Meetings that continue throughout the year enable Roxi and fellow WriMos to read each other’s work, edit, and socialize. Locales include public libraries in Emmaus, Northampton, and Bethlehem, and the ever-popular Panera Bread cafés because they boast both “food and outlets.”

While Roxi notes that there’s a “big difference between writing a book and publishing a book”—the latter being a goal to which she aspires—more than 250 NaNoWriMo novels have been traditionally published. Of those, eight eventually emerged as bestsellers, perhaps most notably Water for Elephants by Sara Gruen, which was made into a movie starring Robert Pattinson and Reese Witherspoon.

Jessi Brown, an employee of Firefly Bookstore in Kutztown and ML, also has her sights set on publication—while remaining firmly focused on November’s challenge. This fifth-time NaNoWriMo participant and credentialed winner, a self-confessed writer since kindergarten, reports having had problems with finishing long projects.

“Life would happen or I’d get distracted and wouldn’t finish it,” she says. “An amazing benefit [of NaNoWriMo] is talking with other writers who know what you’re going through. So I can say things like, ‘My characters aren’t cooperating,’ and they don’t look at me like I have two heads.”

One of the tools Jessi finds most effective is the group Writing Sprint, a timed deadline (usually 30 minutes or less) that is mainly self-challenging. “At the end we come back and say this is what I got during that time,” she says. “It’s a little bit of competition since we’re trying to beat ourselves mostly, just to get the word count.” Brown also recommends creating an outline to keep the novel moving in the right direction, like a road map that can be changed along the way. And bring plenty of caffeine for the journey.

In addition to planning live events at the bookstore and other locations, Jessi has teamed up with 14 nation-spanning and international MLs for virtual interactions in the WriMoVerse. Although writing is ultimately a solitary endeavor, she notes that, “with NaNoWriMo, you’re not alone.”

All the logistics for navigating NaNoWriMo are detailed on the website, from getting registered to submitting your novel. There is no cost to participate and individual writers retain the copyright to their work. However, those looking for an extra layer of protection can use the word scrambler option since only the word count—not the literary content or quality—is being evaluated. (So while you could be tempted to type, “All work and no play makes Jack a dull boy” 5,000 times, that approach violates the spirit of the event. And you might recall how well that worked out for the writer in the film version of The Shining.)

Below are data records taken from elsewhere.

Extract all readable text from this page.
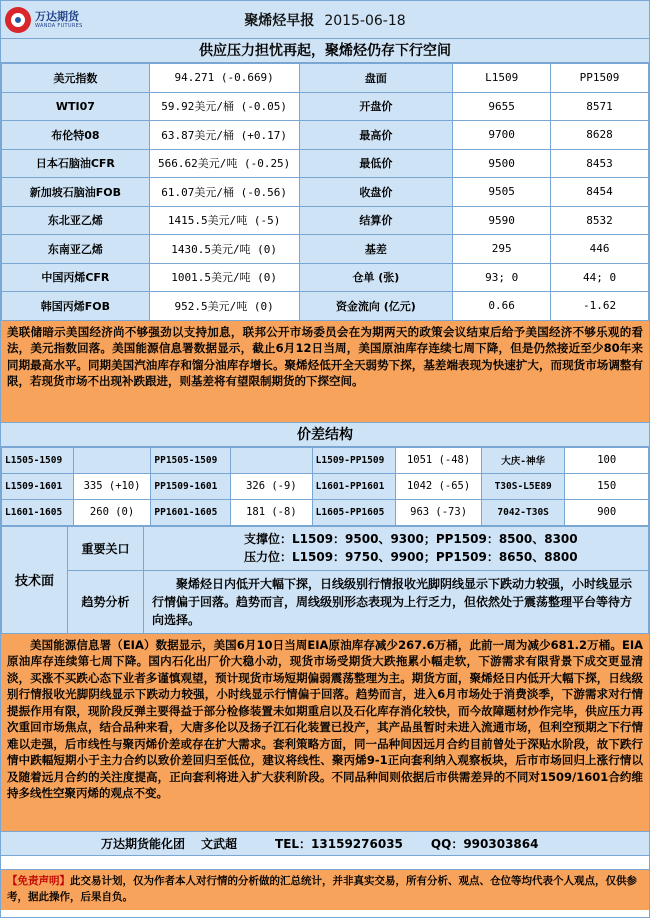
万达期货
WANDA FUTURES	聚烯烃早报 2015-06-18
供应压力担忧再起，聚烯烃仍存下行空间
美元指数	94.271 (-0.669)	盘面	L1509	PP1509
WTI07	59.92美元/桶 (-0.05)	开盘价	9655	8571
布伦特08	63.87美元/桶 (+0.17)	最高价	9700	8628
日本石脑油CFR	566.62美元/吨 (-0.25)	最低价	9500	8453
新加坡石脑油FOB	61.07美元/桶 (-0.56)	收盘价	9505	8454
东北亚乙烯	1415.5美元/吨 (-5)	结算价	9590	8532
东南亚乙烯	1430.5美元/吨 (0)	基差	295	446
中国丙烯CFR	1001.5美元/吨 (0)	仓单 (张)	93; 0	44; 0
韩国丙烯FOB	952.5美元/吨 (0)	资金流向 (亿元)	0.66	-1.62
美联储暗示美国经济尚不够强劲以支持加息，联邦公开市场委员会在为期两天的政策会议结束后给予美国经济不够乐观的看法，美元指数回落。美国能源信息署数据显示，截止6月12日当周，美国原油库存连续七周下降，但是仍然接近至少80年来同期最高水平。同期美国汽油库存和馏分油库存增长。聚烯烃低开全天弱势下探，基差端表现为快速扩大，而现货市场调整有限，若现货市场不出现补跌跟进，则基差将有望限制期货的下探空间。
价差结构
L1505-1509		PP1505-1509		L1509-PP1509	1051 (-48)	大庆-神华	100
L1509-1601	335 (+10)	PP1509-1601	326 (-9)	L1601-PP1601	1042 (-65)	T30S-L5E89	150
L1601-1605	260 (0)	PP1601-1605	181 (-8)	L1605-PP1605	963 (-73)	7042-T30S	900
技术面	重要关口	支撑位：L1509：9500、9300；PP1509：8500、8300
压力位：L1509：9750、9900；PP1509：8650、8800

	趋势分析	聚烯烃日内低开大幅下探，日线级别行情报收光脚阴线显示下跌动力较强，小时线显示行情偏于回落。趋势而言，周线级别形态表现为上行乏力，但依然处于震荡整理平台等待方向选择。
美国能源信息署（EIA）数据显示，美国6月10日当周EIA原油库存减少267.6万桶，此前一周为减少681.2万桶。EIA原油库存连续第七周下降。国内石化出厂价大稳小动，现货市场受期货大跌拖累小幅走软，下游需求有限背景下成交更显清淡，买涨不买跌心态下业者多谨慎观望，预计现货市场短期偏弱震荡整理为主。期货方面，聚烯烃日内低开大幅下探，日线级别行情报收光脚阴线显示下跌动力较强，小时线显示行情偏于回落。趋势而言，进入6月市场处于消费淡季，下游需求对行情提振作用有限，现阶段反弹主要得益于部分检修装置未如期重启以及石化库存消化较快，而今故障题材炒作完毕，供应压力再次重回市场焦点，结合品种来看，大唐多伦以及扬子江石化装置已投产，其产品虽暂时未进入流通市场，但利空预期之下行情难以走强，后市线性与聚丙烯价差或存在扩大需求。套利策略方面，同一品种间因远月合约目前曾处于深贴水阶段，故下跌行情中跌幅短期小于主力合约以致价差回归至低位，建议将线性、聚丙烯9-1正向套利纳入观察板块，后市市场回归上涨行情以及随着远月合约的关注度提高，正向套利将进入扩大获利阶段。不同品种间则依据后市供需差异的不同对1509/1601合约维持多线性空聚丙烯的观点不变。
万达期货能化团 文武超	TEL：13159276035 QQ：990303864
【免责声明】此交易计划，仅为作者本人对行情的分析做的汇总统计，并非真实交易，所有分析、观点、仓位等均代表个人观点，仅供参考，据此操作，后果自负。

Weekly “Pep Talks” by established authors stoke the energy of participants with inspirational guidance. Browse the archives to view past messages from such literary luminaries as Tom Robbins, Nick Hornby, Piers Anthony, and Sue Grafton. A moving treatise (laced with humor) by Neil Gaiman invites the reader to view the novelist’s world from a personal perspective, where despair and perseverance manage to strike a productive balance. How? “One word after another,” he says.